Course Overview

Post date: Jun 14, 2010 9:16:53 AM

We will cover basic paradigms, techniques to analyze randomized

algorithms, as well as applications, in an intermingled fashion.

Any such course can only cover a part of this field, and the

contents of this course are somewhat biased according to my taste.

The syllabus is broadly as follows; some of the material will be

determined according to the interests of the class.

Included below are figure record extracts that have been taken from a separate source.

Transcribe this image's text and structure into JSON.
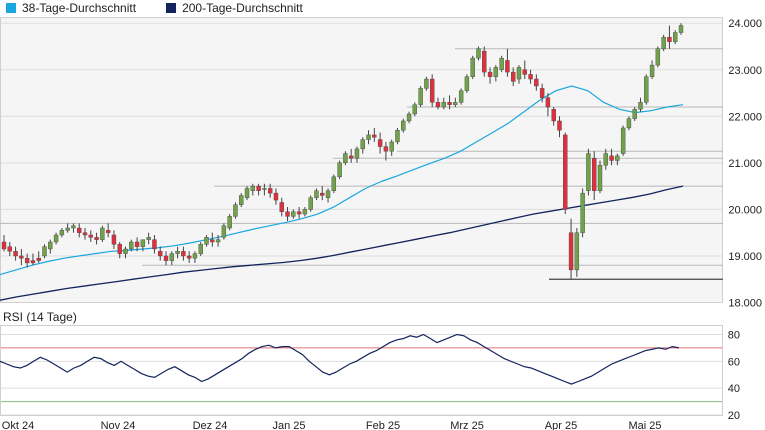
{
  "legend": {
    "ma38_label": "38-Tage-Durchschnitt",
    "ma200_label": "200-Tage-Durchschnitt"
  },
  "rsi_label": "RSI (14 Tage)",
  "colors": {
    "ma38": "#1aa7e0",
    "ma200": "#13235e",
    "up": "#6fa24a",
    "down": "#e0303e",
    "rsi": "#13235e",
    "rsi_upper": "#e07070",
    "rsi_lower": "#7fc07f",
    "grid": "#dddddd",
    "plot_bg": "#f5f5f5"
  },
  "chart_data": [
    {
      "type": "candlestick",
      "name": "price",
      "ylim": [
        18.0,
        24.1
      ],
      "ytick_labels": [
        "18.000",
        "19.000",
        "20.000",
        "21.000",
        "22.000",
        "23.000",
        "24.000"
      ],
      "xtick_labels": [
        "Okt 24",
        "Nov 24",
        "Dez 24",
        "Jan 25",
        "Feb 25",
        "Mrz 25",
        "Apr 25",
        "Mai 25"
      ],
      "grid": true,
      "horizontal_levels": [
        18.5,
        18.8,
        19.7,
        20.5,
        21.1,
        21.25,
        22.2,
        23.45
      ],
      "series": [
        {
          "legend_key": "ma38",
          "values": [
            18.6,
            18.7,
            18.8,
            18.88,
            18.95,
            19.0,
            19.05,
            19.1,
            19.12,
            19.15,
            19.18,
            19.22,
            19.28,
            19.35,
            19.42,
            19.5,
            19.58,
            19.65,
            19.72,
            19.8,
            19.9,
            20.05,
            20.25,
            20.45,
            20.6,
            20.72,
            20.85,
            20.98,
            21.1,
            21.25,
            21.45,
            21.65,
            21.85,
            22.1,
            22.35,
            22.55,
            22.65,
            22.55,
            22.3,
            22.15,
            22.08,
            22.12,
            22.2,
            22.25
          ]
        },
        {
          "legend_key": "ma200",
          "values": [
            18.05,
            18.12,
            18.18,
            18.24,
            18.3,
            18.35,
            18.4,
            18.45,
            18.5,
            18.55,
            18.6,
            18.65,
            18.69,
            18.73,
            18.77,
            18.8,
            18.83,
            18.86,
            18.9,
            18.95,
            19.01,
            19.08,
            19.15,
            19.22,
            19.29,
            19.36,
            19.43,
            19.5,
            19.58,
            19.66,
            19.74,
            19.82,
            19.9,
            19.96,
            20.02,
            20.08,
            20.14,
            20.2,
            20.26,
            20.33,
            20.42,
            20.5
          ]
        }
      ],
      "candles": [
        [
          19.3,
          19.45,
          19.15,
          19.1
        ],
        [
          19.2,
          19.3,
          19.1,
          19.0
        ],
        [
          19.1,
          19.2,
          19.0,
          18.9
        ],
        [
          19.0,
          19.15,
          18.95,
          18.8
        ],
        [
          18.95,
          19.05,
          18.85,
          18.75
        ],
        [
          18.9,
          19.05,
          18.85,
          18.8
        ],
        [
          18.95,
          19.1,
          18.9,
          18.85
        ],
        [
          19.0,
          19.25,
          19.2,
          18.95
        ],
        [
          19.15,
          19.35,
          19.3,
          19.05
        ],
        [
          19.3,
          19.5,
          19.45,
          19.25
        ],
        [
          19.45,
          19.6,
          19.55,
          19.4
        ],
        [
          19.55,
          19.7,
          19.6,
          19.5
        ],
        [
          19.6,
          19.7,
          19.65,
          19.5
        ],
        [
          19.6,
          19.7,
          19.5,
          19.4
        ],
        [
          19.5,
          19.6,
          19.45,
          19.35
        ],
        [
          19.45,
          19.55,
          19.4,
          19.3
        ],
        [
          19.4,
          19.5,
          19.35,
          19.25
        ],
        [
          19.35,
          19.65,
          19.6,
          19.3
        ],
        [
          19.55,
          19.7,
          19.5,
          19.4
        ],
        [
          19.45,
          19.55,
          19.25,
          19.15
        ],
        [
          19.25,
          19.3,
          19.05,
          18.95
        ],
        [
          19.05,
          19.2,
          19.15,
          18.95
        ],
        [
          19.15,
          19.35,
          19.3,
          19.1
        ],
        [
          19.3,
          19.4,
          19.2,
          19.1
        ],
        [
          19.2,
          19.35,
          19.35,
          19.1
        ],
        [
          19.35,
          19.5,
          19.4,
          19.25
        ],
        [
          19.35,
          19.45,
          19.15,
          19.05
        ],
        [
          19.1,
          19.2,
          19.0,
          18.9
        ],
        [
          19.0,
          19.1,
          18.9,
          18.8
        ],
        [
          18.9,
          19.1,
          19.05,
          18.8
        ],
        [
          19.05,
          19.2,
          19.1,
          18.95
        ],
        [
          19.1,
          19.2,
          19.0,
          18.9
        ],
        [
          19.0,
          19.1,
          18.95,
          18.85
        ],
        [
          18.95,
          19.1,
          19.05,
          18.85
        ],
        [
          19.05,
          19.3,
          19.25,
          19.0
        ],
        [
          19.25,
          19.45,
          19.4,
          19.2
        ],
        [
          19.35,
          19.5,
          19.3,
          19.2
        ],
        [
          19.3,
          19.45,
          19.35,
          19.2
        ],
        [
          19.4,
          19.7,
          19.65,
          19.35
        ],
        [
          19.6,
          19.9,
          19.85,
          19.55
        ],
        [
          19.85,
          20.15,
          20.1,
          19.8
        ],
        [
          20.1,
          20.35,
          20.3,
          20.05
        ],
        [
          20.25,
          20.5,
          20.45,
          20.2
        ],
        [
          20.4,
          20.55,
          20.5,
          20.3
        ],
        [
          20.5,
          20.55,
          20.4,
          20.3
        ],
        [
          20.45,
          20.55,
          20.45,
          20.3
        ],
        [
          20.45,
          20.55,
          20.35,
          20.25
        ],
        [
          20.35,
          20.45,
          20.2,
          20.1
        ],
        [
          20.15,
          20.25,
          19.95,
          19.85
        ],
        [
          19.95,
          20.05,
          19.85,
          19.75
        ],
        [
          19.85,
          20.0,
          19.95,
          19.8
        ],
        [
          19.95,
          20.05,
          19.9,
          19.8
        ],
        [
          19.9,
          20.05,
          20.0,
          19.85
        ],
        [
          20.0,
          20.3,
          20.25,
          19.95
        ],
        [
          20.25,
          20.45,
          20.4,
          20.2
        ],
        [
          20.35,
          20.5,
          20.3,
          20.2
        ],
        [
          20.25,
          20.45,
          20.4,
          20.15
        ],
        [
          20.4,
          20.75,
          20.7,
          20.35
        ],
        [
          20.7,
          21.05,
          21.0,
          20.65
        ],
        [
          21.0,
          21.25,
          21.2,
          20.95
        ],
        [
          21.15,
          21.3,
          21.1,
          21.0
        ],
        [
          21.1,
          21.35,
          21.3,
          21.0
        ],
        [
          21.3,
          21.55,
          21.5,
          21.2
        ],
        [
          21.5,
          21.7,
          21.6,
          21.4
        ],
        [
          21.6,
          21.75,
          21.55,
          21.45
        ],
        [
          21.5,
          21.65,
          21.35,
          21.2
        ],
        [
          21.35,
          21.45,
          21.25,
          21.05
        ],
        [
          21.25,
          21.5,
          21.45,
          21.15
        ],
        [
          21.45,
          21.75,
          21.7,
          21.4
        ],
        [
          21.7,
          21.95,
          21.9,
          21.65
        ],
        [
          21.9,
          22.1,
          22.05,
          21.85
        ],
        [
          22.05,
          22.3,
          22.25,
          22.0
        ],
        [
          22.25,
          22.65,
          22.6,
          22.2
        ],
        [
          22.6,
          22.85,
          22.8,
          22.55
        ],
        [
          22.8,
          22.9,
          22.3,
          22.2
        ],
        [
          22.3,
          22.4,
          22.2,
          22.15
        ],
        [
          22.2,
          22.4,
          22.3,
          22.15
        ],
        [
          22.3,
          22.45,
          22.25,
          22.15
        ],
        [
          22.25,
          22.4,
          22.3,
          22.2
        ],
        [
          22.3,
          22.6,
          22.55,
          22.25
        ],
        [
          22.55,
          22.9,
          22.85,
          22.5
        ],
        [
          22.85,
          23.3,
          23.25,
          22.8
        ],
        [
          23.25,
          23.5,
          23.45,
          23.2
        ],
        [
          23.4,
          23.5,
          22.95,
          22.85
        ],
        [
          22.95,
          23.05,
          22.85,
          22.7
        ],
        [
          22.85,
          23.1,
          23.05,
          22.75
        ],
        [
          23.0,
          23.3,
          23.25,
          22.95
        ],
        [
          23.2,
          23.45,
          22.95,
          22.85
        ],
        [
          22.95,
          23.05,
          22.75,
          22.65
        ],
        [
          22.8,
          23.1,
          23.05,
          22.7
        ],
        [
          23.0,
          23.2,
          22.9,
          22.8
        ],
        [
          22.9,
          23.0,
          22.8,
          22.7
        ],
        [
          22.8,
          22.9,
          22.65,
          22.55
        ],
        [
          22.6,
          22.7,
          22.4,
          22.3
        ],
        [
          22.4,
          22.5,
          22.2,
          22.0
        ],
        [
          22.15,
          22.2,
          21.9,
          21.8
        ],
        [
          21.9,
          22.0,
          21.7,
          21.55
        ],
        [
          21.6,
          21.65,
          20.0,
          19.9
        ],
        [
          19.5,
          19.8,
          18.7,
          18.5
        ],
        [
          18.7,
          19.6,
          19.5,
          18.55
        ],
        [
          19.5,
          20.45,
          20.35,
          19.4
        ],
        [
          20.4,
          21.3,
          21.2,
          20.3
        ],
        [
          21.1,
          21.25,
          20.4,
          20.2
        ],
        [
          20.4,
          21.05,
          20.95,
          20.35
        ],
        [
          20.95,
          21.3,
          21.2,
          20.85
        ],
        [
          21.15,
          21.3,
          21.05,
          20.95
        ],
        [
          21.05,
          21.2,
          21.15,
          20.95
        ],
        [
          21.2,
          21.8,
          21.75,
          21.15
        ],
        [
          21.75,
          22.0,
          21.95,
          21.7
        ],
        [
          21.95,
          22.2,
          22.15,
          21.9
        ],
        [
          22.15,
          22.4,
          22.3,
          22.1
        ],
        [
          22.3,
          22.9,
          22.85,
          22.25
        ],
        [
          22.85,
          23.2,
          23.1,
          22.8
        ],
        [
          23.1,
          23.5,
          23.45,
          23.05
        ],
        [
          23.45,
          23.75,
          23.7,
          23.4
        ],
        [
          23.7,
          23.95,
          23.6,
          23.45
        ],
        [
          23.6,
          23.85,
          23.8,
          23.55
        ],
        [
          23.8,
          24.0,
          23.95,
          23.75
        ]
      ]
    },
    {
      "type": "line",
      "name": "rsi",
      "ylim": [
        20,
        85
      ],
      "ytick_labels": [
        "20",
        "40",
        "60",
        "80"
      ],
      "reference_lines": [
        70,
        30
      ],
      "grid": true,
      "values": [
        60,
        58,
        56,
        55,
        57,
        60,
        63,
        61,
        58,
        55,
        52,
        55,
        57,
        60,
        63,
        62,
        59,
        57,
        60,
        57,
        54,
        51,
        49,
        48,
        51,
        54,
        56,
        53,
        50,
        48,
        45,
        47,
        50,
        53,
        56,
        59,
        62,
        66,
        69,
        71,
        72,
        70,
        71,
        71,
        68,
        65,
        60,
        56,
        52,
        50,
        52,
        55,
        58,
        60,
        63,
        66,
        68,
        71,
        74,
        76,
        77,
        79,
        78,
        80,
        77,
        74,
        76,
        78,
        80,
        79,
        76,
        74,
        71,
        68,
        65,
        62,
        60,
        58,
        56,
        55,
        53,
        51,
        49,
        47,
        45,
        43,
        45,
        47,
        49,
        52,
        55,
        58,
        60,
        62,
        64,
        66,
        68,
        69,
        70,
        69,
        71,
        70
      ]
    }
  ]
}
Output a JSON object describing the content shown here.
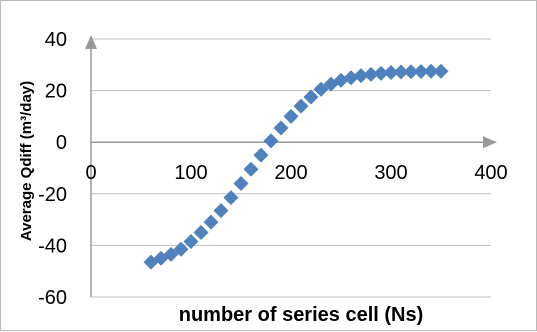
{
  "chart_data": {
    "type": "scatter",
    "title": "",
    "xlabel": "number of series cell (Ns)",
    "ylabel": "Average Qdiff (m³/day)",
    "xlim": [
      0,
      400
    ],
    "ylim": [
      -60,
      40
    ],
    "x_ticks": [
      "0",
      "100",
      "200",
      "300",
      "400"
    ],
    "y_ticks": [
      "40",
      "20",
      "0",
      "-20",
      "-40",
      "-60"
    ],
    "grid": true,
    "legend": "none",
    "marker": "diamond",
    "marker_color": "#4f81bd",
    "gridline_color": "#bfbfbf",
    "axis_color": "#999999",
    "series": [
      {
        "x": [
          60,
          70,
          80,
          90,
          100,
          110,
          120,
          130,
          140,
          150,
          160,
          170,
          180,
          190,
          200,
          210,
          220,
          230,
          240,
          250,
          260,
          270,
          280,
          290,
          300,
          310,
          320,
          330,
          340,
          350
        ],
        "y": [
          -46.5,
          -45,
          -43.5,
          -41.5,
          -38.5,
          -35,
          -31,
          -26.5,
          -21.5,
          -16,
          -10.5,
          -5,
          0.5,
          5.5,
          10,
          14,
          17.5,
          20.5,
          22.5,
          24,
          25,
          25.8,
          26.3,
          26.7,
          27,
          27.2,
          27.3,
          27.4,
          27.5,
          27.5
        ]
      }
    ]
  }
}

Basic probability: the power of the linearity of expectation,

conditional probability, truncated inclusion-exclusion, some

common distributions;

Paradigms underlying randomized algorithms, including: abundance of

witnesses, symmetry-breaking, random sampling, and the probabilistic

method;

Randomized complexity classes;

Large-deviation bounds (showing that certain types of random variables

are typically very close to their expected value--such bounds are

of much use in analyzing randomized algorithms);

The method of conditional probabilities (converting certain classes

of randomized algorithms into efficient deterministic algorithms);

The Lovasz Local Lemma (a powerful tool to prove the existence of

some very low-probability events, with interesting applications,

e.g., to packet routing in networks);

Randomized approximation algorithms;

The FKG and Janson inequalities, and the Poisson paradigm (with

applications, e.g., to Steiner problems in networks);

Random graphs and expanders;

Applications: load-balancing, distributed contention resolution,

low-congestion routing in networks, network design etc.